Minha nova residência-escritório em Cartum, dividida com um casal de brasileiros que trabalhavam na empresa, era uma casa grande e espartana, com móveis simples, colchões ruins e banheiro sem pressão no chuveiro. No andar de baixo, ficava o escritório empoeirado. Trabalhava, muitas vezes, com janelas fechadas e ar-condicionado ligado — no verão, fazia 35 graus à noite. A rotina era quebrada apenas pelas reuniões externas e pelo curto fim de semana de um dia (além da esperada folga de quatro ou cinco dias a cada 40). O relacionamento entre brasileiros e sudaneses era difícil por causa das diferenças de experiência e de visão do negócio. Mais da metade dos 50 funcionários eram brasileiros, muitos deles alocados na fazenda distante 600 quilômetros da capital, em uma região de conflitos e condições precárias de moradia. Diante dos problemas, a rotatividade era alta.

Como representante dos sócios brasileiros no comitê de gestão e dirigente da empresa, ao mesmo tempo, eu devia administrar as diferenças de visão das duas partes. Enquanto os sudaneses priorizavam a inserção social dos trabalhadores e a difusão da tecnologia, os brasileiros se preocupavam, também, com o lucro e a produtividade do negócio. Ao mesmo tempo, o controle financeiro ficava nas mãos do governo sudanês, mas os sócios brasileiros faziam a gestão técnica e administrativa. Na prática, a empresa tinha duplo comando. Conciliar esses aspectos, que tinham um impacto invariável na gestão cotidiana, era a pauta de muitas reuniões no Ministério da Agricultura sudanês. Ao fim de alguns meses, quando já pensava em voltar, fui promovido a general manager e estiquei minha permanência lá por mais um ano.
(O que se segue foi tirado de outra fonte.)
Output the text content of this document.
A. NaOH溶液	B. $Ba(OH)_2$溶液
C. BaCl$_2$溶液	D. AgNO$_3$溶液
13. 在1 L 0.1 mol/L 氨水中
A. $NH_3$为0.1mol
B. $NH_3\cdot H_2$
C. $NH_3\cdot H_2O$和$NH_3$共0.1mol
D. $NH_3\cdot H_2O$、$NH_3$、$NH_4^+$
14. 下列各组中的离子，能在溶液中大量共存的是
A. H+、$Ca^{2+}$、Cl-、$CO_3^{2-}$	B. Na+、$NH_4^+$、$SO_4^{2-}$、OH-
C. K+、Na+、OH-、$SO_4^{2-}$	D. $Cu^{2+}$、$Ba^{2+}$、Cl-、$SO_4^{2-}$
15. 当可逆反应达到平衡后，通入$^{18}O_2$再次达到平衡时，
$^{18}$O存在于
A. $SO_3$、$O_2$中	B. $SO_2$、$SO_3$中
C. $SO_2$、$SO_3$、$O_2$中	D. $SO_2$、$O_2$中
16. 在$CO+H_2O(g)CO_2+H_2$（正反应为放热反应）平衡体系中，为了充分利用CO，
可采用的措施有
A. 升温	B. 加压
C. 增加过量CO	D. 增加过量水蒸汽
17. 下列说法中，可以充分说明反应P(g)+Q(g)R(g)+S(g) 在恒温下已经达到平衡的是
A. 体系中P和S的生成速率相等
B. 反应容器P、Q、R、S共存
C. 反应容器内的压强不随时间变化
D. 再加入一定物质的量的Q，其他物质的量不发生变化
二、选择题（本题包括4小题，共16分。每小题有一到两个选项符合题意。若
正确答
Afinal, acredito que contribuí para uma melhora significativa no relacionamento entre as pessoas, usando técnicas de coaching e gestão de conflitos, e ajudei a implementar novas ferramentas de planejamento e administração. Hoje, acho que a produtividade do solo e a eficiência do negócio, em geral, estejam bem melhores. Acabei me convencendo de que fiz um MBA internacional na prática. Foi duro. Mas carrego recordações, um enorme aprendizado e muito carinho pelas amizades que fiz. E, principalmente, orgulho de ter participado de um empreendimento brasileiro no exterior, gerando riqueza e empregos.